FYI: Do not ever call any girl a thundercunt as a form of dirty talk.
What do I have to do to get you laid? I talked to that girl with the ugly dog for 45 minutes trying to get you in, and all you said was "Steven Spielberg is my favorite director."
Dude just slipped a $20 into the jukebox at that restaurant we were escorted out of last Mardi GRAS. Hope they enjoy Justin Bieber's Baby cause they're gonna hear it 40 fucking times.
He tried to make an olympic torch by lighting a corona box on top of a pool cleaner.
Went to the strip club with my aunt. Do you know how hard it is to be a pervert in front of your female family members?
I honestly don't know if ill make it through the next two hours. The hangover is strong with this one.
Triple a is towing cars for free tonight and tomorrow night. Can we take advantage of this ?
She described me as " a caterpillar of adorable quietness that exploded into a slutty butterfly" She definitely nailed it there
You came on the chandelier from the first floor.. Of course were allowed back
I think the guy I was trying to dance with was an undercover cop...
Got into Princeton.
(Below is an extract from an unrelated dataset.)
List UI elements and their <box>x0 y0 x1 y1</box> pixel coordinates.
So excited about the mommy-issue-over-achieving-cock I get to ride the next 4 years!!!
My mom just added me on Facebook... She has one like and it's Will Smith
If I get one more "oh yaaaaa he changed your oil" texts, I'm gonna lose my shit
Yes I’m serious. I just worked YOUR 12 hour shift on 3 hours of sleep if you come over without tacos and an ice cream cake in hand we are done
I Projectile vomited a massive question mark on Brent's bedroom wall. Don't tell him it was me. I want him to play the whodunit game.